Réagissant à la proposition de Claude Gelbras en faveur d’une zone franche globale aux Antilles, et/ou à la tribune de Gérard Dorwling-Carter parue sur notre site internet, Maurice Laouchez estime que ce dispositif reste trop souvent assimilé, à tort, à une forme de dérégulation et de recul de la protection sociale. Selon lui, une zone franche pourrait pourtant devenir un outil majeur de développement, à condition de s’inscrire dans une stratégie économique claire et structurée.

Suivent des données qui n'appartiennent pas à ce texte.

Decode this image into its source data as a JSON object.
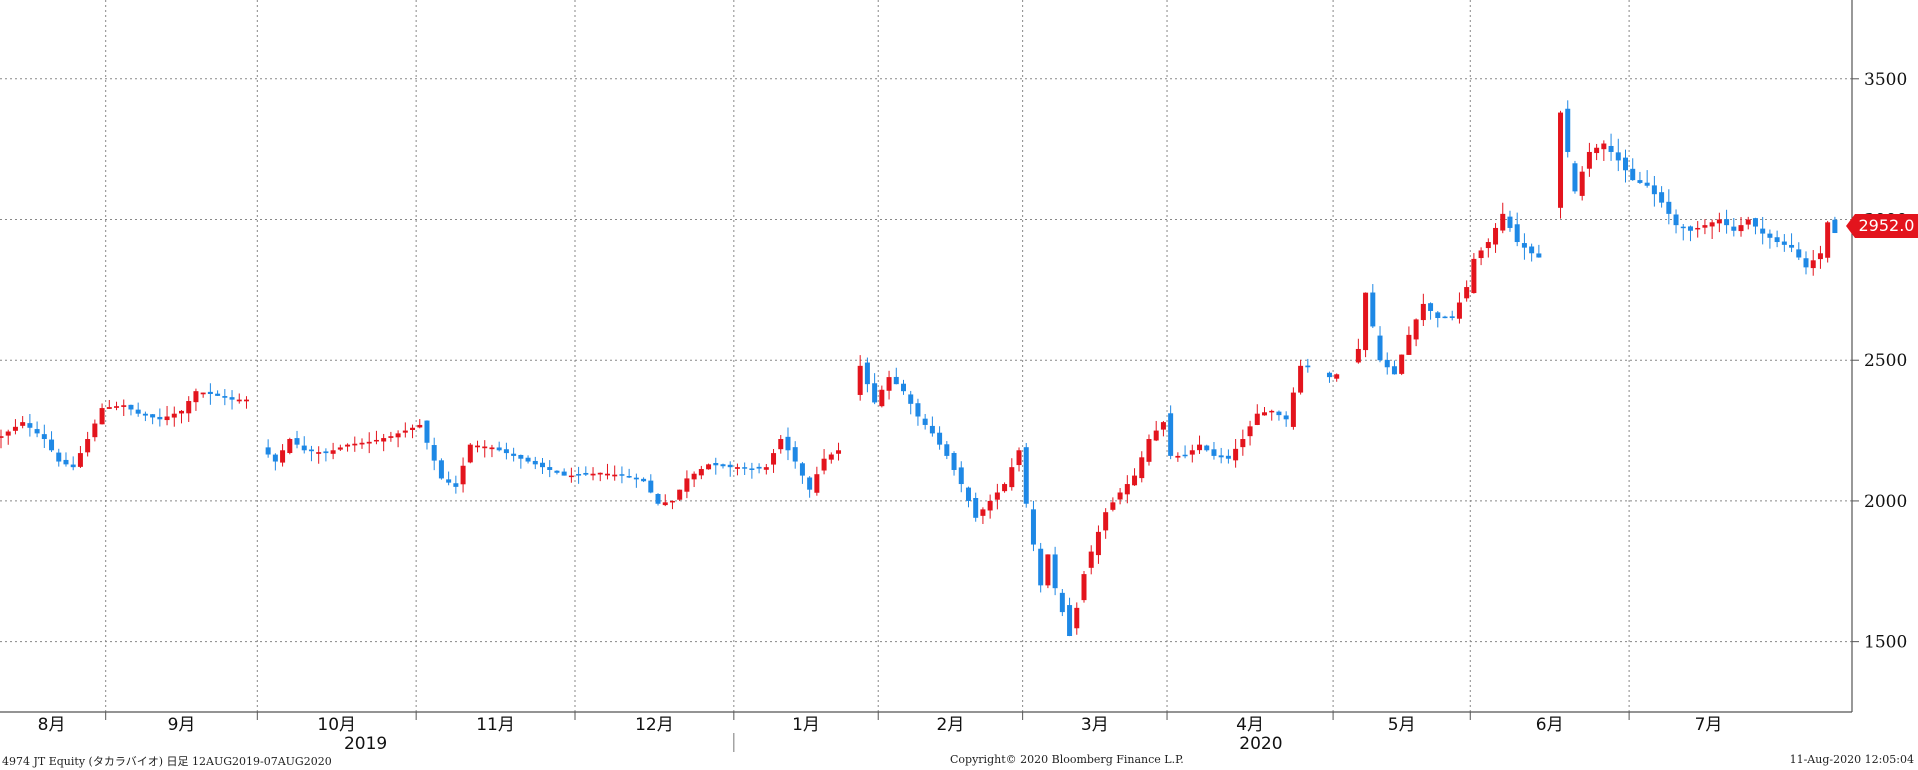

Pour Maurice Laouchez, la notion de zone franche est encore confondue par beaucoup avec celle de non-droit, notamment en matière de protection sociale. Cette perception expliquerait en partie l’absence de mobilisation des élus locaux, davantage concentrés, selon lui, sur les débats relatifs à l’octroi de mer.
Or, une zone franche ne constituerait pas une fin en soi. Elle devrait être intégrée à un véritable plan de développement prévoyant des investissements précis, définis en fonction des besoins économiques, sociaux et territoriaux de la Martinique.
Dans ce cadre, elle pourrait devenir un instrument capital pour attirer les investissements, soutenir les entreprises et créer des emplois.
Maurice Laouchez regrette cependant que les responsables politiques refusent, selon lui, de mettre en œuvre un tel plan de développement, alors même que les différentes lois de décentralisation en prévoient le principe, sous des appellations variables, projet, programme ou schéma de développement.